Mowbray screwed up his already shrewish face, lips disappearing behind his neat moustache. ‘Not as such. It is still wagered the governor, one Massie, will surrender the town with little ceremony.’

Kuyt scratched his crooked nose thoughtfully. ‘
Still
wagered, sir? Something has changed?’

‘As you know, Colonel Legge’s message was officially rebuffed,’ Mowbray confirmed, ‘but not privately.’

‘It is the talk of the camp, sir,’ Kuyt said. ‘There was a second message. A secret reply from Massie that hinted at his willingness to surrender.’

‘If the King himself appears before the walls,’ Goodayle rumbled.

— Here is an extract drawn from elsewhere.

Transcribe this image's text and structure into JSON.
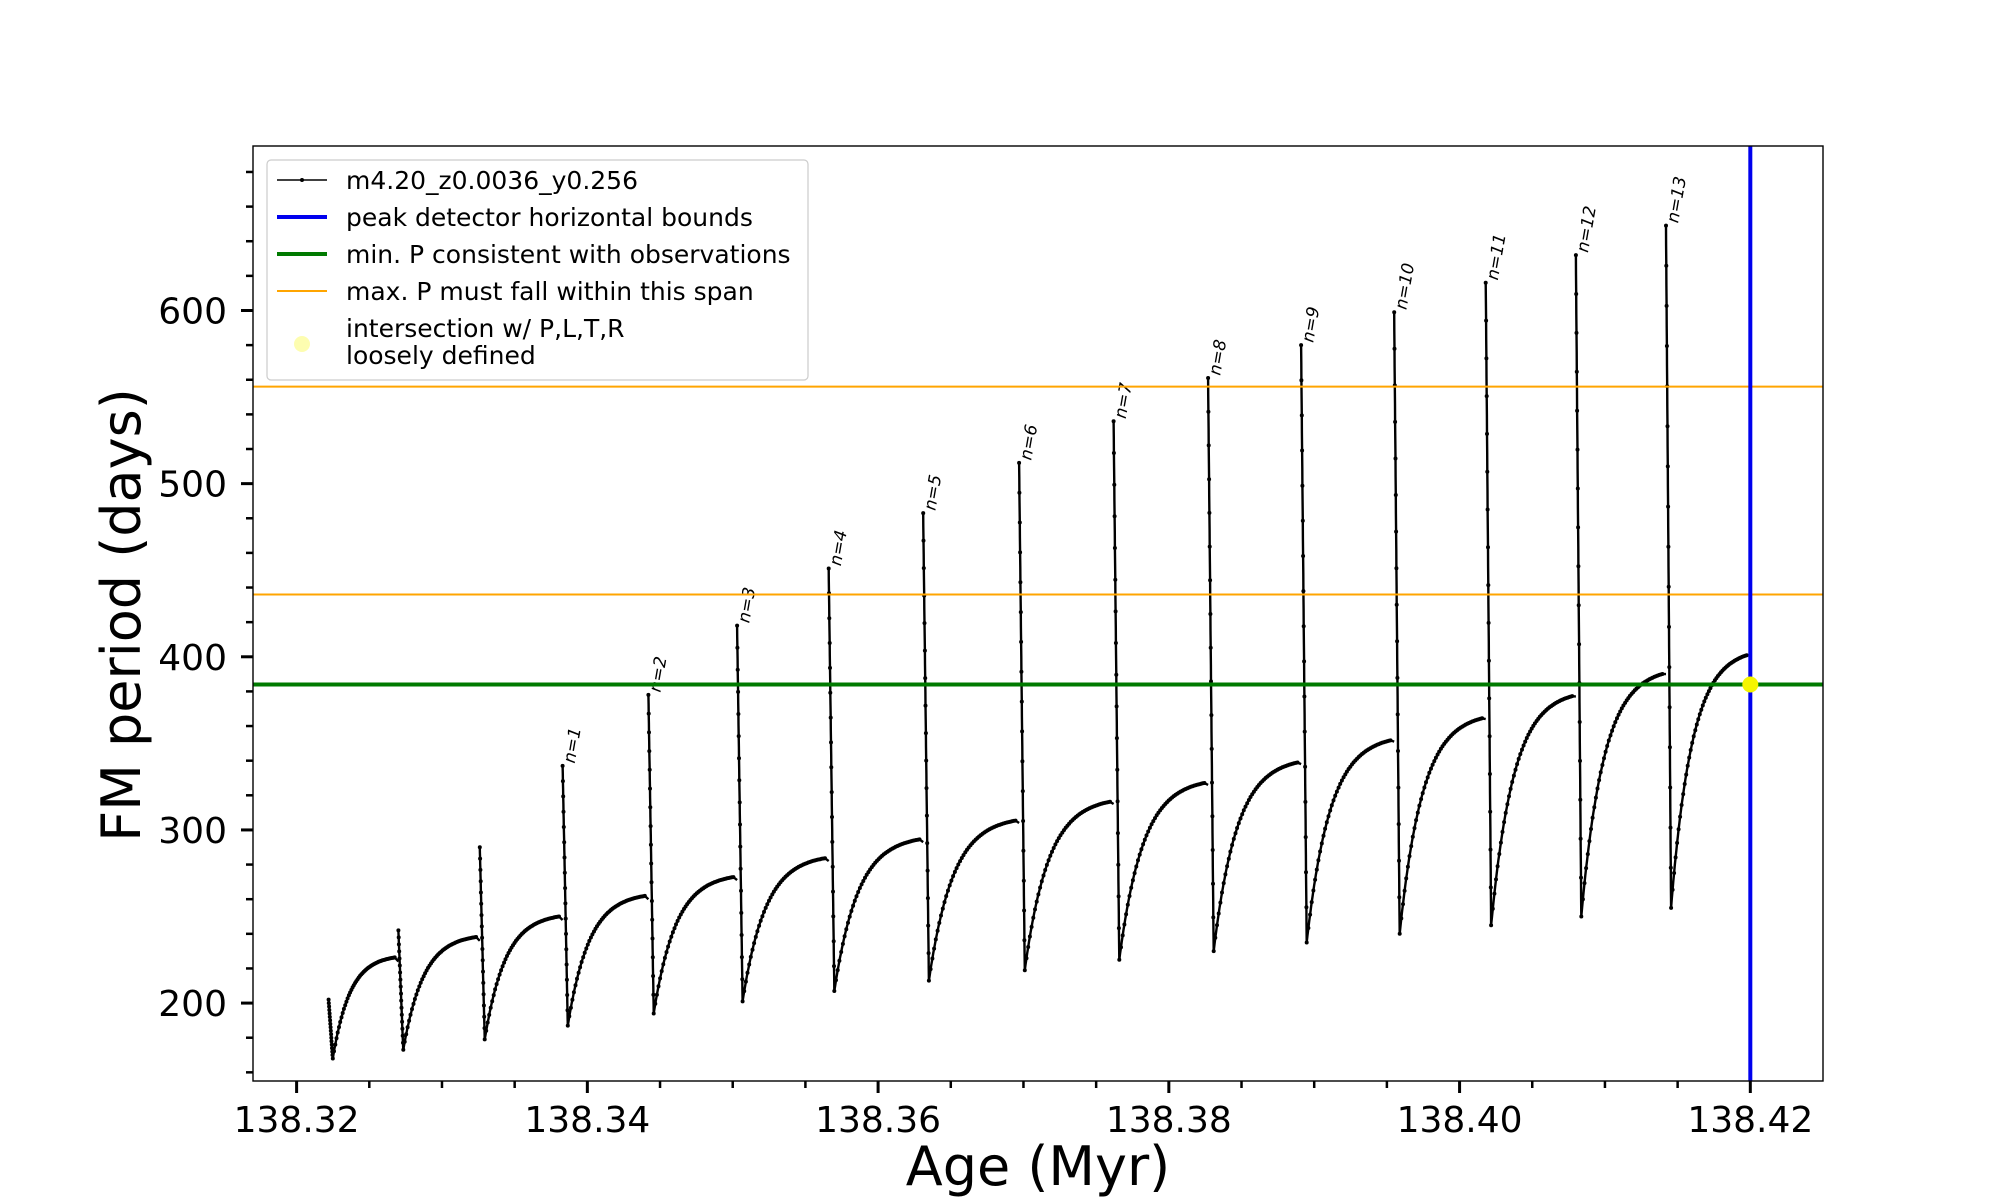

Mowbray nodded. ‘That is so. But—’ He stared up at the darkening sky. ‘Matters have been complicated this day.’ The colonel pulled at his moustache for a moment as he chose his words. ‘Massie is suspected of double dealing, of saying one thing and whispering another. The mixed messages received by Legge have only served to confuse. For that reason, another man was sent into the city to see for himself. Get a feel for the preparations, and the morale of the place.’

‘And we have received word from him?’ Forrester asked.

‘We have,’ Mowbray said with a grimace. ‘He advises Massie will not surrender.’

It was Forrester’s turn to stare at the sky as he attempted to unravel the absurdity of the situation. ‘So we have his official response to Legge, stating that he will not surrender, followed by a secret message suggesting the opposite, and yet another contradicting that.’

Mowbray offered a pained smile. ‘I fear you are correct, Captain.’

‘Meaning?’

‘Meaning the King is unsure as to how we must proceed. We will nevertheless appear in strength, His Majesty himself at our head, and allow Massie to throw open his gates.’

Kuyt offered a rueful laugh. ‘And that is our plan?’ he said, not bothering to conceal his disbelief. ‘His Majesty will stride up to the walls and call upon Gloucester to surrender, all the while knowing our agent has given information to the contrary?’